On Monday, officers handed out blue-and-gold ski caps to East Primary School students and to 90 students at The Cardinal Maida Academy.

Weeks earlier, Patrolman Richard “Joe” Gray was parked near an elementary school when he saw a hatless young boy walking to school.

“It was a very cold morning, so I went over to talk with him,” said Gray, a patrolman and father. “I asked him about it, and he told me he didn't have a hat — not one.”

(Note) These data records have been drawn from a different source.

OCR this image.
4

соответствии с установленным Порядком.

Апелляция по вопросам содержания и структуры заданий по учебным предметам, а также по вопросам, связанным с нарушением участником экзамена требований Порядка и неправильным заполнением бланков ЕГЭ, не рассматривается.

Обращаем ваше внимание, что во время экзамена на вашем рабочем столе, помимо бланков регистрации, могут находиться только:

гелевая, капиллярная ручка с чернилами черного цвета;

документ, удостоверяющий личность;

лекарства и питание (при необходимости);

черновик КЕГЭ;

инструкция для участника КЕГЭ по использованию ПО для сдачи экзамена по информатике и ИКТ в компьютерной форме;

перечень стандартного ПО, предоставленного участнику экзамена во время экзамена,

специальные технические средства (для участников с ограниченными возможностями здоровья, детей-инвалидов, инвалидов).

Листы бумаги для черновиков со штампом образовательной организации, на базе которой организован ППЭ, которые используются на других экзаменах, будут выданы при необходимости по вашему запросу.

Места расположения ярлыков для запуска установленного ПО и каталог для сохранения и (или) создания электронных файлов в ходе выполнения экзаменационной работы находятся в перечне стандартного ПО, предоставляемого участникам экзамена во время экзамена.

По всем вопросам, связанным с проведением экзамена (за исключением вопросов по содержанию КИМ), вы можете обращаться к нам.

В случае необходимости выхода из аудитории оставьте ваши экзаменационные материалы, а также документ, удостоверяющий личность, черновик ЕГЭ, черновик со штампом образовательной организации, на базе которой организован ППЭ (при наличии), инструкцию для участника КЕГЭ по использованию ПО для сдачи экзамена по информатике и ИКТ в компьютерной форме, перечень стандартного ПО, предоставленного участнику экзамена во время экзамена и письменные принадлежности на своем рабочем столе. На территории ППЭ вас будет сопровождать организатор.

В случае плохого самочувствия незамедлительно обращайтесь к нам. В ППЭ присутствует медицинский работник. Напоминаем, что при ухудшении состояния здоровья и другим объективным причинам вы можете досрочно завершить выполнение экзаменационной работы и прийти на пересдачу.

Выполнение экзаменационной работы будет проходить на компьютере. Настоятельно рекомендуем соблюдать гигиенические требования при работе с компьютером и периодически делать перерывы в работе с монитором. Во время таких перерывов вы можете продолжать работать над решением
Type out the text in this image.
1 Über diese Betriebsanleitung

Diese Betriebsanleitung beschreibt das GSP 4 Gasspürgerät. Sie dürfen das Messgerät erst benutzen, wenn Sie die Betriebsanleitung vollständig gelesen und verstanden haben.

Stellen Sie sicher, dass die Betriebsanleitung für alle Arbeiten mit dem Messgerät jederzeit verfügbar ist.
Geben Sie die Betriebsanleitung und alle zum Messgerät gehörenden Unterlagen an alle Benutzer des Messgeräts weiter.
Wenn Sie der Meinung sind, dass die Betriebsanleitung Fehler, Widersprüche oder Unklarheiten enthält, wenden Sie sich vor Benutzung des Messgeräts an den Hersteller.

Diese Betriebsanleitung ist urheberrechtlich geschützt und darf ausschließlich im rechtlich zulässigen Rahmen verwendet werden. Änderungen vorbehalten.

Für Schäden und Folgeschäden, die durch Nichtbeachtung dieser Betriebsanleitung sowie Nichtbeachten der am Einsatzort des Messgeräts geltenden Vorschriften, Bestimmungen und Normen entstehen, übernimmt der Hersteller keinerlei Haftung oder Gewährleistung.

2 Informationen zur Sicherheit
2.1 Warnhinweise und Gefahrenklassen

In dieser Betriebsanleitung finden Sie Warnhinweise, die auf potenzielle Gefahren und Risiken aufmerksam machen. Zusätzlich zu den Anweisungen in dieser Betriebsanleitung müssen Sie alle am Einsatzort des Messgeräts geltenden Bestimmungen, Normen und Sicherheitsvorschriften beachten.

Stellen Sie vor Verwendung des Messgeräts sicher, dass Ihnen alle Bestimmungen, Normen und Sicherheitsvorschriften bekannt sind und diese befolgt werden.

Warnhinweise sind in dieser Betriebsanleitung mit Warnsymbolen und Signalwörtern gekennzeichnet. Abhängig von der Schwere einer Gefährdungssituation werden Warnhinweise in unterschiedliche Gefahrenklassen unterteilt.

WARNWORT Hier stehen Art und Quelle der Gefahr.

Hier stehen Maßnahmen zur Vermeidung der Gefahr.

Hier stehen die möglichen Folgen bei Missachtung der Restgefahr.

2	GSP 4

In quick order, Gray discussed what he had seen with other officers, including Patrolman Nate Riggatti, and Sgt. Stephen J. Callipare. The sergeant asked area businesses if they could help.

Thirteen businesses, churches and social clubs and one individual — Gray's mother — contributed about $1,200.

Brenda Gray has just retired from baking at Community Market in Lower Burrell.

“I told her she just retired and didn't have the money,” Gray said, “but she insisted.”

“This is Vandergrift's future, and we have a vested interest,” she said.

On Monday, Officer Charity Butz, an Allegheny Township officer assigned as resource officer to the Kiski Area School District's six schools, and Callipare joined Gray and Rigatti for the hat distribution.

Without prompting, at least a dozen students at the public school walked up to hug an officer.

Many knew the officers by their first name.

Rigatti plays kick ball with students when not on duty. Gray and Callipare have children who are students at the schools and Butz is in and out of East Primary daily.

Each officer separately said they hope students — especially when they are older and facing challenges — will turn to police and teachers for answers if they can't talk with their parents.

Warm hats, warm smiles

In some classrooms, teachers used cellphones to take a photo of the students in their caps with the officers who gave them.

Many of the second-graders smiled broadly, flashing grins sporting missing baby teeth that charmed the officers no matter how many times they were told thank you.

One girl put the cap on top of faux reindeer antlers.

Jodie McCartney, a fourth-grade teacher from Washington Township, said the hat distribution made the police more friends.

First-grade teacher Samantha Gispanski, of Ford City, said, “One student just asked me if he could wear his hat all day.”

Kelly Ridenour, a second-grade teacher from Lower Burrell, said the police cap distribution was a hit.

“This is a wonderful idea,” she said.

East Primary Principal Patrick Marchand introduced the officers to each classroom and praised the children's good behavior.

He clearly enjoyed helping to distribute the ski caps, which sported Kiski Area's school colors.

“Wait until they go home today. We have 350 walkers,” he said. “I can't wait to see all of them wearing the caps. It should be something.

The scene at Cardinal Maida

Down the street at The Cardinal Maida Academy, Principal Mark Talarico embraced the distribution.

“The children know Mr. Gray because he has a son here,” he said. “They are getting to know some of the other police, and that's a great thing.”

Police had to hold off distributing hats in the classroom of music teacher Donna Blair, of Bell Township, while 10 students practiced two Christmas songs for a Thursday program. The officers applauded twice and smiled.

Students are seeing police as mentors instead of someone who will just arrest people, Blair said, and that will pay off when the students are older.

The caps were a hit with the mothers of two pre-kindergarten students at the Academy.

“This is nice. Very nice,” said Bethany Gourley, of East Vandergrift.

“It was a really nice thing to do,” said Bethany Traugh, of Allegheny Township.

By Chuck Biedka Tuesday, Dec. 15, 2015, 12:36 a.m.